The Deeper Issue: Format and Fiduciary Gap
The structural problem with FinTok as a financial advice medium is not primarily that creators are dishonest, though some are. It is that the format, the algorithm, and the economics all select for content that simplifies, excites, and recommends, rather than content that discloses risk, acknowledges complexity, and tells you that the right answer depends on your situation.
A registered financial advisor who gave the same quality of advice that fills a typical FinTok feed would lose their license. The platform creates no equivalent accountability. The research showing that 64% of users aged 25 to 45 regret financial decisions made based on online advice is the outcome of that gap at scale.
The useful response is not to ignore FinTok.
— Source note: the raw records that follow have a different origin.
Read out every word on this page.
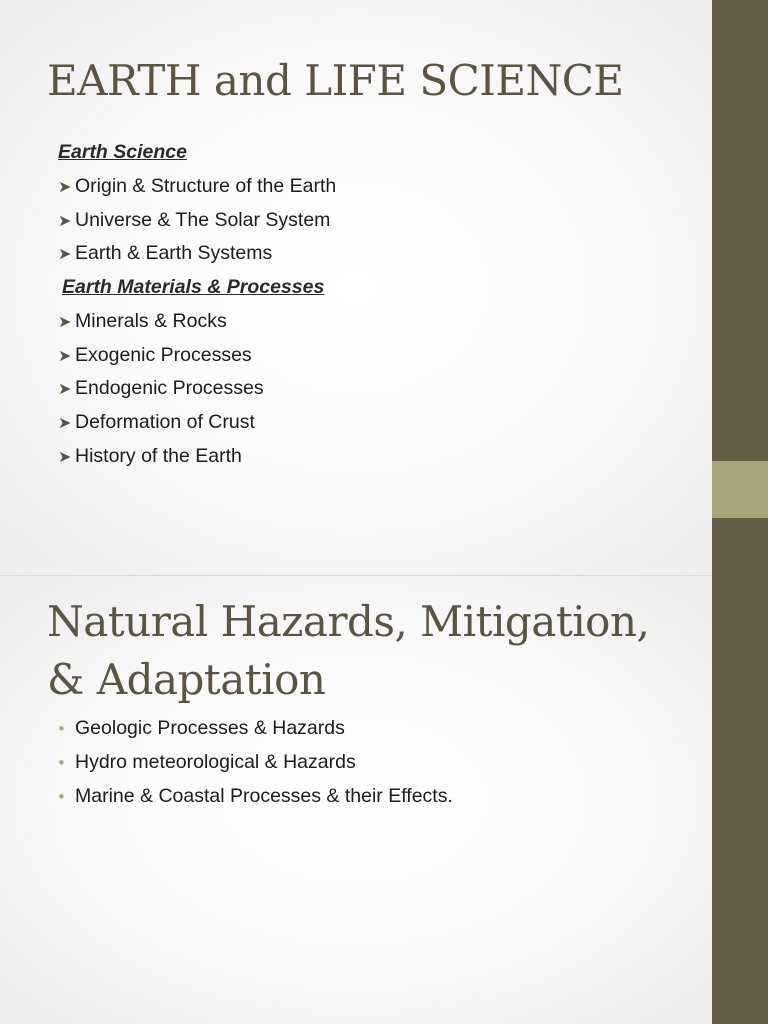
EARTH and LIFE SCIENCE
Earth Science
➤ Origin & Structure of the Earth
➤ Universe & The Solar System
➤ Earth & Earth Systems
Earth Materials & Processes
➤ Minerals & Rocks
➤ Exogenic Processes
➤ Endogenic Processes
➤ Deformation of Crust
➤ History of the Earth
Natural Hazards, Mitigation, & Adaptation
• Geologic Processes & Hazards
• Hydro meteorological & Hazards
• Marine & Coastal Processes & their Effects.
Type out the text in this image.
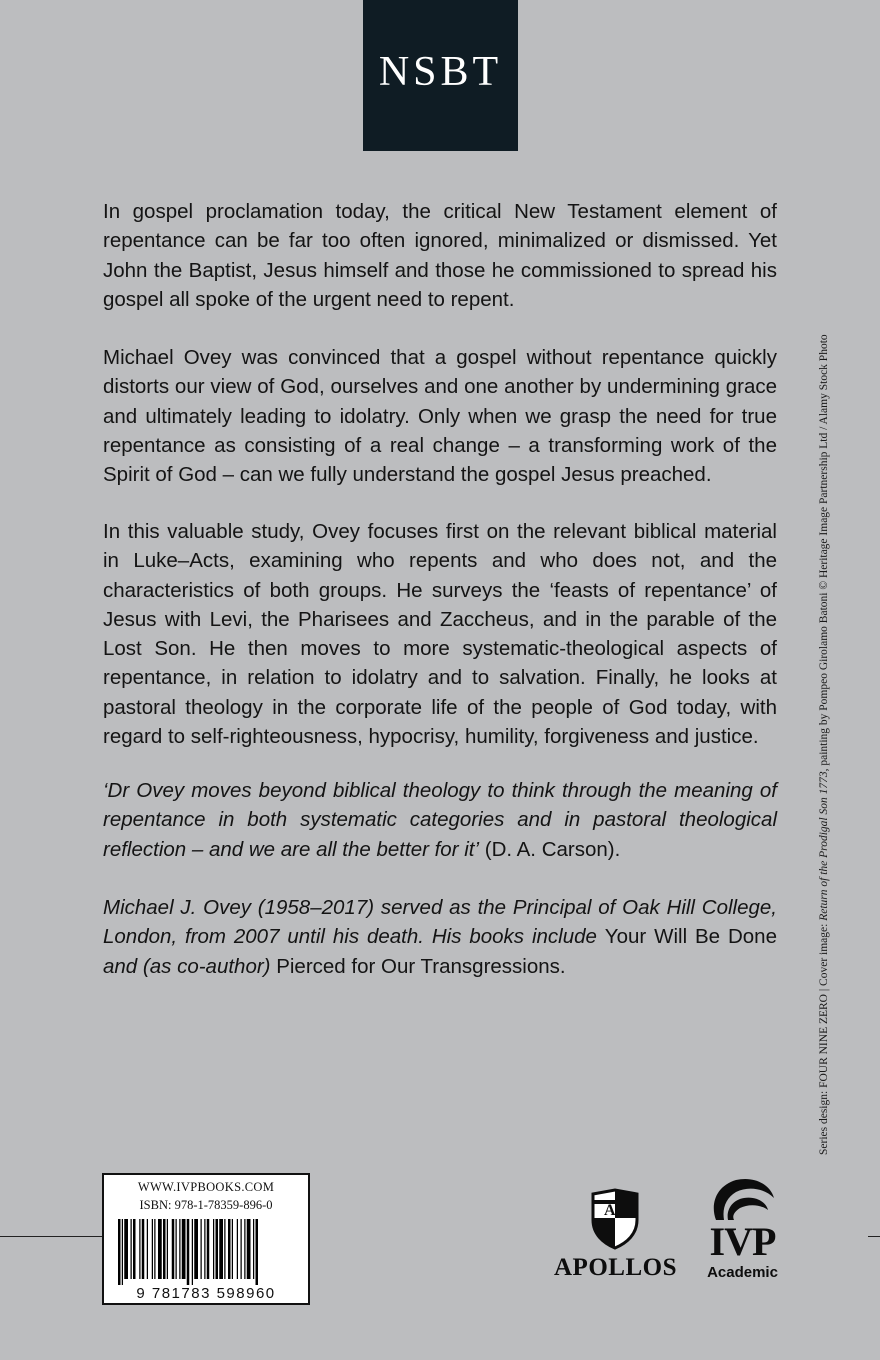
NSBT

In gospel proclamation today, the critical New Testament element of repentance can be far too often ignored, minimalized or dismissed. Yet John the Baptist, Jesus himself and those he commissioned to spread his gospel all spoke of the urgent need to repent.

Michael Ovey was convinced that a gospel without repentance quickly distorts our view of God, ourselves and one another by undermining grace and ultimately leading to idolatry. Only when we grasp the need for true repentance as consisting of a real change – a transforming work of the Spirit of God – can we fully understand the gospel Jesus preached.

In this valuable study, Ovey focuses first on the relevant biblical material in Luke–Acts, examining who repents and who does not, and the characteristics of both groups. He surveys the ‘feasts of repentance’ of Jesus with Levi, the Pharisees and Zaccheus, and in the parable of the Lost Son. He then moves to more systematic-theological aspects of repentance, in relation to idolatry and to salvation. Finally, he looks at pastoral theology in the corporate life of the people of God today, with regard to self-righteousness, hypocrisy, humility, forgiveness and justice.

‘Dr Ovey moves beyond biblical theology to think through the meaning of repentance in both systematic categories and in pastoral theological reflection – and we are all the better for it’ (D. A. Carson).

Michael J. Ovey (1958–2017) served as the Principal of Oak Hill College, London, from 2007 until his death. His books include Your Will Be Done and (as co-author) Pierced for Our Transgressions.	Series design: FOUR NINE ZERO | Cover image: Return of the Prodigal Son 1773, painting by Pompeo Girolamo Batoni © Heritage Image Partnership Ltd / Alamy Stock Photo
WWW.IVPBOOKS.COM
ISBN: 978-1-78359-896-0
9 781783 598960
A
APOLLOS
IVP
Academic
The useful response is to understand what it is structurally capable of providing accurately, which is financial vocabulary and conceptual education, and what it is structurally incapable of providing reliably, which is personalized, risk-appropriate, fiduciary-standard investment and financial advice. Use it accordingly.
The Bottom Line
FinTok is a legitimate educational starting point for financial concepts, and a risky source for investment decisions and specific financial recommendations. The research is consistent on both counts. The same platform that helped millions of young people learn what a Roth IRA is also produced a body of investment content that independent analysts found to be misleading in the majority of videos examined.
The variable that matters most is not whether you use FinTok. It is whether you treat what you watch there as education that requires verification and professional guidance before action, or as advice that can be acted on directly. The first approach captures the platform’s real value. The second approach is how the 64% who regretted their decisions got there.
Chime/Talker Research FinTok survey (2,000 Americans, 2024). Intuit Credit Karma financial advice survey (Fall 2024). DayTrading.com Finance TikTok Report Card (September 2025 viral content analysis). BrokerChooser analysis of 100 trading TikTok videos. Social Capital Markets study on social media financial advice accuracy. Paxful analysis of TikTok finance influencer content. American Bazaar FinTok data (April 2026), citing 416-hour average and 64% regret statistic. This article is for informational purposes only.